Sister Nora Mildred Hildyard, drowned (Christchurch). 
Sister Helena Kathleen Isdell, drowned (Kumara and Napier). 
Sister Mabel Elizabeth Jamieson, drowned (Palmerston North). 
Sister Mary Helen Rae, drowned (Dunedin)
Sister Lorna Aylmer Rattrav, drowned (Christchurch). 
Sister Margaret Rogers, drowned (Christchurch). 
Sister Esther Maud Tubman, died (Dunedin). 
Sister Ella Kay Cooke, accident (Auckland).
Sister Lily Lind, French Flag Corps, died (Wellington). 

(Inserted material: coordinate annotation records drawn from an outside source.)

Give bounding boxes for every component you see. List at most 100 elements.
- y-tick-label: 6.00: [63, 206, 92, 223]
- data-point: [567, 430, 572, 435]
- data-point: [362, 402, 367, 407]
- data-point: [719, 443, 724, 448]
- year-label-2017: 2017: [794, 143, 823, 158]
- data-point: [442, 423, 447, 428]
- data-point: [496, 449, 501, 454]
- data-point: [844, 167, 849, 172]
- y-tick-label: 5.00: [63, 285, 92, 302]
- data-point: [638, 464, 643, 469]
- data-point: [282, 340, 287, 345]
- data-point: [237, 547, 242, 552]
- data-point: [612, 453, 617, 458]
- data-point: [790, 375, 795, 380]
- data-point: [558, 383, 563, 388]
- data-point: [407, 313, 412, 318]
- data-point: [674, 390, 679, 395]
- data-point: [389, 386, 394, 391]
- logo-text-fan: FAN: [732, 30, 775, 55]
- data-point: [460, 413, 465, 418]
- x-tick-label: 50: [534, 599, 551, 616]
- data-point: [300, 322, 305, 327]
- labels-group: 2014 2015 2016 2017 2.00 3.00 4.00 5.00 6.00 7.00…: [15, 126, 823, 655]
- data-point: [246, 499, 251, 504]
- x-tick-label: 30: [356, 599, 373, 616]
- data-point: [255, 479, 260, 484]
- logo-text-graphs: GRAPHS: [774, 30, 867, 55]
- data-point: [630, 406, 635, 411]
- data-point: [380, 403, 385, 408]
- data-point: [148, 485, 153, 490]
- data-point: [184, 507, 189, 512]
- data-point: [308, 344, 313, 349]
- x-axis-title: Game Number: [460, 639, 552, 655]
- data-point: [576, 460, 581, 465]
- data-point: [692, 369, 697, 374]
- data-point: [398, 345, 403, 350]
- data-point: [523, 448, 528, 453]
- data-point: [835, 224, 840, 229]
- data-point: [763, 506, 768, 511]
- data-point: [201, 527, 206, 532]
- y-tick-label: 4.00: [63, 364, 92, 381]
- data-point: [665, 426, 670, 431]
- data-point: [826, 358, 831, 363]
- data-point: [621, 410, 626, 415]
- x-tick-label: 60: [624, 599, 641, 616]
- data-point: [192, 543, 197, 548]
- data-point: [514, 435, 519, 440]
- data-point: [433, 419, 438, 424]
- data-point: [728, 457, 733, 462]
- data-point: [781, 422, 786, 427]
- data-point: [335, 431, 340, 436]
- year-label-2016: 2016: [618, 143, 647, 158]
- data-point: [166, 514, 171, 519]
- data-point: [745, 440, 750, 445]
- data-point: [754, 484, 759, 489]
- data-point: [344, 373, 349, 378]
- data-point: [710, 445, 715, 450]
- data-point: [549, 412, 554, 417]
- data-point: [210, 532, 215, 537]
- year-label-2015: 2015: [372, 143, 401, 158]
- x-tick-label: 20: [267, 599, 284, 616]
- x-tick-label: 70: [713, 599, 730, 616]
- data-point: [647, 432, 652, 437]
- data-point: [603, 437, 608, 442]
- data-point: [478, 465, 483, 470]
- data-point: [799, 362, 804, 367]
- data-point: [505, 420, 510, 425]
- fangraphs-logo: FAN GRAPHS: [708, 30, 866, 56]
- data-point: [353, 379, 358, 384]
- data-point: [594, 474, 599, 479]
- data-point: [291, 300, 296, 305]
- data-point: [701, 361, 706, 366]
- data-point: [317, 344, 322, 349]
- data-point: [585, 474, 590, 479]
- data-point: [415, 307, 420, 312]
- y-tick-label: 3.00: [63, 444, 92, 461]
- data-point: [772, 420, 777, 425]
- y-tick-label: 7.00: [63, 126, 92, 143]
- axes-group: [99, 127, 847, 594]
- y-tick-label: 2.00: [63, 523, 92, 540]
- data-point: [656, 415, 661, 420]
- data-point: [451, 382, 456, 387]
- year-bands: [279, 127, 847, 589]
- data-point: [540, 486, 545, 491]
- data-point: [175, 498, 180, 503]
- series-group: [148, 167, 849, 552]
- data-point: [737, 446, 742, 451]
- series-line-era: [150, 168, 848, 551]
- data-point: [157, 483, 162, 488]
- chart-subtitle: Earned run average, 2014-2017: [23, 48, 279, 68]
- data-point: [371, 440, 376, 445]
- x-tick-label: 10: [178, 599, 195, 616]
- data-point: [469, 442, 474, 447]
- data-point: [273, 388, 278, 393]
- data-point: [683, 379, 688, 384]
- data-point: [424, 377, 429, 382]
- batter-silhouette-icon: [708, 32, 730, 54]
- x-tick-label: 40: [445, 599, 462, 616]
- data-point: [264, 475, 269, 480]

The place mentioned in each case is that of the training school. The memorial service is also in honor of the 33 nurses who died in New Zealand during the influenza epidemic of 1918. The Fourth Regiment Band will play before and after the service. The service is to be conducted by Canon Nevill; Chaplain C. J. Bush-King will read the lesson; Chaplain D. Dutton has been appointed to deliver the address; the anthem is Spohr's 'Blest Are the Departed,' sung by the Cathedral choir, with Mr Heywood at the organ. The offerings of the congregation, after certain deductions for expenses, will be handed to the New Zealand Nurses' Memorial fund.  -Evening Star, 22/10/1919.